Maersk retourne en mer Rouge après les attaques des Houthis

  • Maersk reprendra ses opérations en mer Rouge malgré les attaques des Houthis
  • La compagnie a abandonné son plan de contourner l'Afrique après le déploiement d'une pressure multinationale de sécurité dans la région
  • Maersk souligne que le risque persiste et qu'elle pourrait changer sa décision à l'avenir

La compagnie maritime Maersk prévoit de reprendre ses opérations sur la mer Rouge maintenant qu’une initiative multinationale de sécurité est lively dans la région, a annoncé dimanche la compagnie dans un communiqué.

La société n’enverra plus de navires autour de l’Afrique, un itinéraire furthermore very long et plus coûteux qu’elle a annoncé mardi dernier comme moyen d’éviter les attaques des Houthis dans la région de la mer Rouge.

Depuis des semaines maintenant, le groupe rebelle yéménite soutenu par l’Iran cible les navires commerciaux qui passent avec des drones et des missiles balistiques pour protester contre les opérations israéliennes dans la bande de Gaza.

À la mi-décembre, le porte-conteneurs Maersk Gibraltar de la compagnie maritime a été visé par une frappe de drone Houthi, bien que la compagnie ait nié les affirmations selon lesquelles le navire avait été touché.

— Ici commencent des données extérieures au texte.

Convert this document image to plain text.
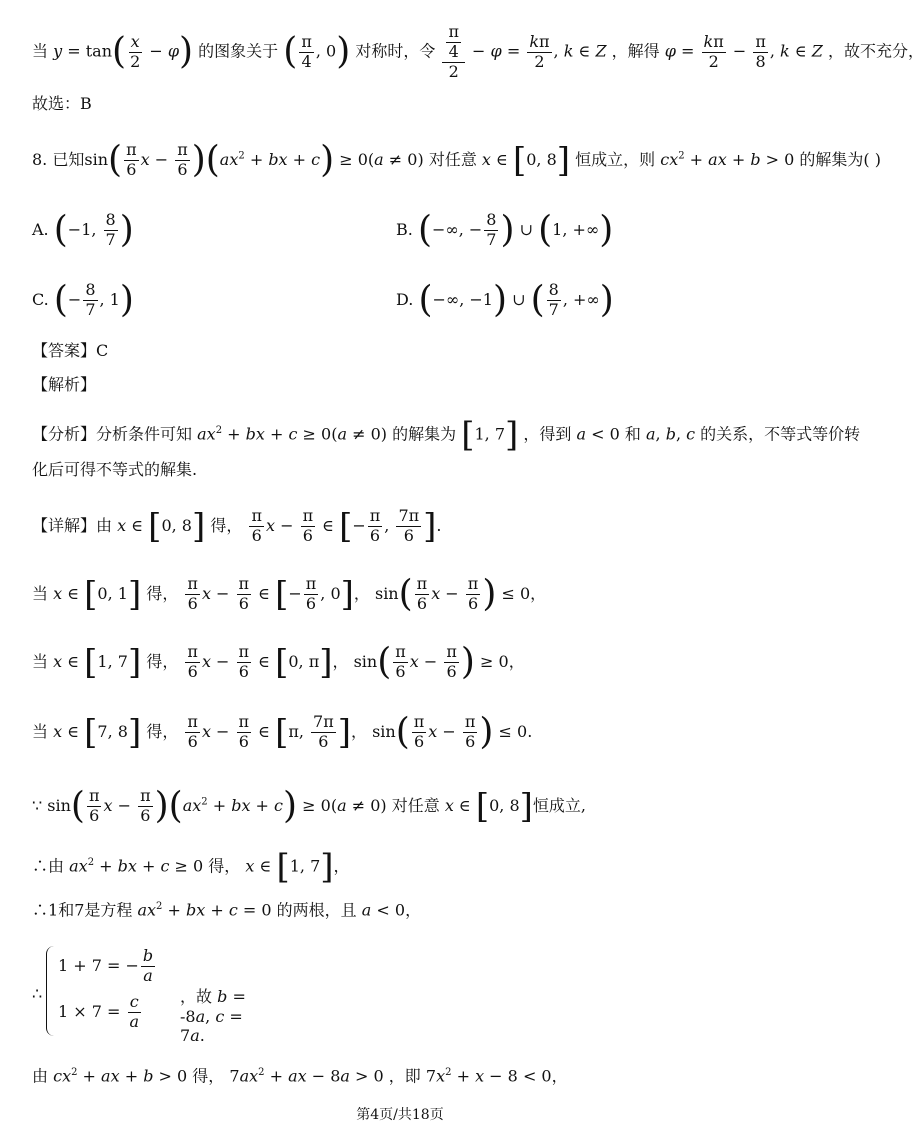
当 $y = \tan( \frac{x}{2} - \varphi)$ 的图象关于 ( $\frac{\pi}{4}$ , 0) 对称时，令 $\frac{\frac{\pi}{4}}{2} - \varphi = \frac{k\pi}{2}$ , k ∈ Z ，解得 $\varphi = \frac{k\pi}{2} - \frac{\pi}{8}$ , k ∈ Z ，故不充分，
故选：B
8. 已知$\sin( \frac{\pi}{6}$ $x - \frac{\pi}{6} )(ax^2$ + bx + c) ≥ 0(a ≠ 0) 对任意 x ∈ [0, 8] 恒成立，则 $cx^2$ + ax + b > 0 的解集为( )
A. (−1, $\frac{8}{7}$ )	B. (−∞, − $\frac{8}{7}$ ) ∪ (1, +∞)
C. (− $\frac{8}{7}$ , 1)	D. (−∞, −1) ∪ ( $\frac{8}{7}$ , +∞)
【答案】C
【解析】
【分析】分析条件可知 $ax^2$ + bx + c ≥ 0(a ≠ 0) 的解集为 [1, 7] ，得到 a < 0 和 a, b, c 的关系，不等式等价转
化后可得不等式的解集.
【详解】由 x ∈ [0, 8] 得， $\frac{\pi}{6}$ $x - \frac{\pi}{6}$ ∈ [− $\frac{\pi}{6}$ , $\frac{7\pi}{6}$ ].
当 x ∈ [0, 1] 得， $\frac{\pi}{6}$ $x - \frac{\pi}{6}$ ∈ [− $\frac{\pi}{6}$ , 0]， $\sin( \frac{\pi}{6}$ $x - \frac{\pi}{6}$ ) ≤ 0，
当 x ∈ [1, 7] 得， $\frac{\pi}{6}$ $x - \frac{\pi}{6}$ ∈ [0, π]， $\sin( \frac{\pi}{6}$ $x - \frac{\pi}{6}$ ) ≥ 0，
当 x ∈ [7, 8] 得， $\frac{\pi}{6}$ $x - \frac{\pi}{6}$ ∈ [π, $\frac{7\pi}{6}$ ]， $\sin( \frac{\pi}{6}$ $x - \frac{\pi}{6}$ ) ≤ 0.
∵ $\sin( \frac{\pi}{6}$ $x - \frac{\pi}{6} )(ax^2$ + bx + c) ≥ 0(a ≠ 0) 对任意 x ∈ [0, 8]恒成立,
∴由 $ax^2$ + bx + c ≥ 0 得， x ∈ [1, 7]，
∴1和7是方程 $ax^2$ + bx + c = 0 的两根，且 a < 0，
∴
1 + 7 = − $\frac{b}{a}$
$1 \times 7 = \frac{c}{a}$ ，故 b = -8a, c = 7a.
由 $cx^2$ + ax + b > 0 得， $7ax^2$ + ax − 8a > 0 ，即 $7x^2 + x - 8 < 0$，
第4页/共18页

Les problems actuels ont provoqué des perturbations de la navigation dans la région, malgré la connexion de la mer Rouge avec le canal de Suez, qui en fait la voie la furthermore rapide entre l’Europe et l’Asie. Les réacheminements plus longs ont entraîné une augmentation des coûts pour les transporteurs, déclenchant une augmentation des suppléments.

Pour résoudre ce problème, les États-Unis ont organisé une coalition navale conjointe connue sous le nom d’Opération Prosperity Guardian, visant à assurer la sécurité des voies de navigation autour de la mer Rouge et du golfe d’Aden.

“Avec l’initiative OPG en opération, nous nous préparons à permettre aux navires de reprendre leur transit à travers la mer Rouge à la fois vers l’est et vers l’ouest”, a déclaré Maersk dans son communiqué. “Nous travaillons actuellement sur des plans pour que les premiers navires effectuent le transit et que cela se produise dès que cela est opérationnellement doable.”

Bien qu’initialement annoncé comme un groupe de travail de 10 pays composé de membres clés des forces maritimes combinées, les débuts d’OPG n’ont pas été faciles, car certains États ont refusé d’y participer.

Et si OPG a rassuré Maersk, la société a également reconnu qu’elle pourrait encore revenir sur sa décision à l’avenir, motor vehicle “le risque worldwide dans la région n’est pas éliminé à ce stade”.